Kate – Because we are doing this regularly and have been doing it for a year now you have learned the pitfalls of the system, and why files may be rejected. So overall this just speeds up the process and prevents unnecessary delays of re-serving. We are avoiding the problems and our clients are finding that their Grade C/D time isn’t being taken up submitting bills to court and getting the files ready. Equally during Covid a lot of junior members of the COP teams had to be furloughed but with our assistance our clients have still managed to get their bills assessed without delay. I think it is safe to say we are seeing quicker results from this and our clients are benefitting from it?

Megan – Completely! The quicker we can submit the bill to be assessed to the court, which we turnaround within 24 hours, the quicker the bill is accepted by the court, again usually within 48 hours. Then we have our inhouse couriers deliver the files to the court. So we know the files are delivered safely, securely and quickly. I then have a dedicated time once a week to liaise with the court so we can advise our client on the backlog and expected assessment dates. As soon as the assessed bill is returned to us then we recalculate the bill and provide advice to our clients. If our client is happy with the assessment, we submit the application for the final costs certificate.

Kate – Not only do you step in and do all this for the client but I know you have provided a few in-person pre Covid and since Covid, online tutorials of the e-filing system yet clients are still wanting us to provide that service for them. But we certainly give clients the tools to be able to do it themselves.
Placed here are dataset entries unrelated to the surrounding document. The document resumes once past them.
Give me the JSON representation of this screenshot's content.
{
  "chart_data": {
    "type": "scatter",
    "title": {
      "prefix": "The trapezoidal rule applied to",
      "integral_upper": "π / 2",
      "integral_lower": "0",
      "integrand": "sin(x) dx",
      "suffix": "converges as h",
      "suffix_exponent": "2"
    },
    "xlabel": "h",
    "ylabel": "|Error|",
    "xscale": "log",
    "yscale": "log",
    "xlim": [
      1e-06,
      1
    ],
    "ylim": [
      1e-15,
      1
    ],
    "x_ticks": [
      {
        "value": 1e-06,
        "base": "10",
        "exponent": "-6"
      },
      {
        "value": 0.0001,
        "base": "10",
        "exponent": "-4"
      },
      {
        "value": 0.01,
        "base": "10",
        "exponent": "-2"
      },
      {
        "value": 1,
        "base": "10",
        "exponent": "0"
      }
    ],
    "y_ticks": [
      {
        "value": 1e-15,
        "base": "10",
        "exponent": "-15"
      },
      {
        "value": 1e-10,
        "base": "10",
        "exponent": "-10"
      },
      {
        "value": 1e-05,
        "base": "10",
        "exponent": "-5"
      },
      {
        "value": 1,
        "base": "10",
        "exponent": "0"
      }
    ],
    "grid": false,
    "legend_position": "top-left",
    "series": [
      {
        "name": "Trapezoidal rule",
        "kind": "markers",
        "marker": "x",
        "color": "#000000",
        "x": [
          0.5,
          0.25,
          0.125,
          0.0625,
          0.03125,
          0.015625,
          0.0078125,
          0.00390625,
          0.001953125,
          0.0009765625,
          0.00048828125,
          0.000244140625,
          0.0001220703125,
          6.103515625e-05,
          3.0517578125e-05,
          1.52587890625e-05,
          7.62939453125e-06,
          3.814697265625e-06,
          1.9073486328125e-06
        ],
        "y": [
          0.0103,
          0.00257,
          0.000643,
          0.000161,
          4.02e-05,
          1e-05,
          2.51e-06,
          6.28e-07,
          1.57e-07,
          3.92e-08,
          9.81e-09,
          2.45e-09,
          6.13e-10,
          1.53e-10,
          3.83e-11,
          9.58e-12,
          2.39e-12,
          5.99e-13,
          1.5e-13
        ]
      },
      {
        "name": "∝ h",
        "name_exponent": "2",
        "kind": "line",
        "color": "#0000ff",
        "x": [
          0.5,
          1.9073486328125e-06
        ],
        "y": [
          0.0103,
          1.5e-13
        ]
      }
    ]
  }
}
Megan – I think the client is going to want to know the process especially if they ever need to do – the e-filing system as a whole is quite difficult to get to grips with but once you have, it gets easier.

Kate – The e-filing is something that really impacted our clients and we took that burden off them. The Covid pandemic has brought its own complications and additional workload for deputies, so if we can assist with these other tasks that’s what we’re here for. The court delays are having an impact on Deputy cash flow and everything we do as a team at r costings from initial contact and client care, to preparing the Bills and advising on rates, recovery and potential appeals to the administration and e-filing of the Bills, FCC and safe and secure free delivery of papers to the Court allows our Deputy clients and their teams to focus wholeheartedly on their protected parties. We like to believe that we are a reliable member of their Court of Protection Teams.

Rebecca – Yes, completely agree. And as a last reminder, if you want to increase your hourly rates going forward (and retrospectively), this is the ideal time. If deputies want to get the benefit of the increased rate, they must review their client care documentation and advise/update to ensure they are able to benefit from the rate increase.

Kate – If you want the higher hourly rates to be recovered remember to consider proportionality risks, delegate where you possibly can, and if you can’t then please make your costs draftsman aware especially due to Covid and furlough reasons which may be enough to support additional enhancement either on rate or the grade of fee earner required to undertake the work. We, as a team, work tirelessly for our clients to ensure maximum recovery but also to ensure cash flow is moving quickly and that our client’s focus can remain with their protected party, where it should be.